Will we ever agree on The Best Mahler recordings? Impossible. There is no ‘definitive’ version. Have a look at The Gramophone’s Top 10 Mahler symphony recordings (updated 2019). Except for No. 4 (Fisher on Channel Classics) and remastered versions of Bernstein and Abbado, not one in Super Audio and none of Vänskä. And wasn’t it Michael Tilson Thomas who got a Grammy Award for his M7? He’s not on the G-list. So, Paul, nothing to apologize for. Aren’t we lucky that so many conductors want to immortalize themselves by recording at least one complete Mahler cycle? It gives us ample opportunity to like or dislike and everything in between.

Comment by hiredfox - July 17, 2020 (12 of 14)

No doubt what we can agree on is how pleasurable it is that so many surveyors of the Symphonies have deemed the SACD medium essential to expose the full palette of colours and emotions hidden in the scores.

It seems to me unnecessary and even unhelpful to try to rank these performances as every one offers new insights and interpretations.
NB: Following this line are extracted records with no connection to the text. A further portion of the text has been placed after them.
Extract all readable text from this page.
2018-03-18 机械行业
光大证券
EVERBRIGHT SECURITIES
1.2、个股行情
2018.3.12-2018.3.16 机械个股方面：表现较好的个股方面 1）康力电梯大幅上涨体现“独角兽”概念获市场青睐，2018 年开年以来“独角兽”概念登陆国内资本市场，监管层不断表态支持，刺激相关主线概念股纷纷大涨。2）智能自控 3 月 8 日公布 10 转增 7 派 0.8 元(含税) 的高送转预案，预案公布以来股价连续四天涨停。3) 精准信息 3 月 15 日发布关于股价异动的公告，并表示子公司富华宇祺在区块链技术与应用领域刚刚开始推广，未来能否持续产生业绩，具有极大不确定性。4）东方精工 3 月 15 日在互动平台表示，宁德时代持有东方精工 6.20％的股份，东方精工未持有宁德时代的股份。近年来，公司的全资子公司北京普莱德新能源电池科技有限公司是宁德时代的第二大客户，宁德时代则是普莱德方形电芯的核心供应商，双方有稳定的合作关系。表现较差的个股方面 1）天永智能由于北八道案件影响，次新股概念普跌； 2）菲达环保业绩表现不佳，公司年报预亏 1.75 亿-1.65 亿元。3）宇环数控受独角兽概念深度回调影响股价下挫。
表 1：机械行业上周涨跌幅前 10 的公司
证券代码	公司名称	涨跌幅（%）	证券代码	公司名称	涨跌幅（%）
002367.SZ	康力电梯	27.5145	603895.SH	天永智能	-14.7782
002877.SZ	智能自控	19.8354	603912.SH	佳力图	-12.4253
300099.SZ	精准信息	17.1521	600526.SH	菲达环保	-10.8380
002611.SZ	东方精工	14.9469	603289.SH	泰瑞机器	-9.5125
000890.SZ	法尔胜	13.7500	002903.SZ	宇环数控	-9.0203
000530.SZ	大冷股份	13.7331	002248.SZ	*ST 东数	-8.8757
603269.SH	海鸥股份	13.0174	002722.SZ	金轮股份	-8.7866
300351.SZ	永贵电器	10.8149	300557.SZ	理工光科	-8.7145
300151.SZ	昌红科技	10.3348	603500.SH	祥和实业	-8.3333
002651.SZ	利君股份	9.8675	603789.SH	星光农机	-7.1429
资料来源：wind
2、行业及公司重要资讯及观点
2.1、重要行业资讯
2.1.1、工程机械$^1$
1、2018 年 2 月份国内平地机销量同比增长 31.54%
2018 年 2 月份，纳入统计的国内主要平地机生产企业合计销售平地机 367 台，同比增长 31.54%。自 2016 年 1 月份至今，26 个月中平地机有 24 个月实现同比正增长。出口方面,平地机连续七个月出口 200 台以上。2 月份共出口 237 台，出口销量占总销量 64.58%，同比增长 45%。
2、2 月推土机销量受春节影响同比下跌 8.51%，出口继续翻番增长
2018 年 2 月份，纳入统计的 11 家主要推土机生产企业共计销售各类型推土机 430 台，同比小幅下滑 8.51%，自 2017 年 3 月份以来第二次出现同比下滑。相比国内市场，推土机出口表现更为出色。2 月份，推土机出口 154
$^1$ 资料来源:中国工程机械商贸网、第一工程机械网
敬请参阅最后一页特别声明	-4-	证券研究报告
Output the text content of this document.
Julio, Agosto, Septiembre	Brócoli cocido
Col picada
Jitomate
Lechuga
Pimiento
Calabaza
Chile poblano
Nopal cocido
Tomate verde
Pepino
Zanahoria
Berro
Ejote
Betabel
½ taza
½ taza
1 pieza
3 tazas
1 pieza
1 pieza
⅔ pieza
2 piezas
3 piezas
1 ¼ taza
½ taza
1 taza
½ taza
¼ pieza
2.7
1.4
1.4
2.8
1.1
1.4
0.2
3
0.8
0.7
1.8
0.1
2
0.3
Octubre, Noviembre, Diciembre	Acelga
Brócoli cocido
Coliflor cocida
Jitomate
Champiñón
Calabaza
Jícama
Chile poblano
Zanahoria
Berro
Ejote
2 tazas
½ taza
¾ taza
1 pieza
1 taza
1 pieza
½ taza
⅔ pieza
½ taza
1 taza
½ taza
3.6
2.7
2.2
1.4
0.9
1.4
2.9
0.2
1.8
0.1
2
Musical appreciation does not follow a script or formula, what matters only is what it means to us at the time we hear it.

We have more Mahler sets than any normal person would regard as sane but every one of them contains elements of performances that have the power to lift our spirits and broaden our vision.

Comment by breydon_music - July 22, 2020 (13 of 14)

Just to add to the rich variety I see that Tower have remastered an Ancerl Supraphon Mahler symphony cycle for release in the next month or so.

Comment by Athenaeus - July 22, 2020 (14 of 14)

Ančerl's recordings of Mahler 1 and 9 were released by Tower Records in November 2018. What's upcoming is a complete set of Mahler's symphonies under the baton of Václav Neumann, who was Ančerl's successor as chief conductor of the Czech Philharmonic. Tower Records are supposed to release this August 12th.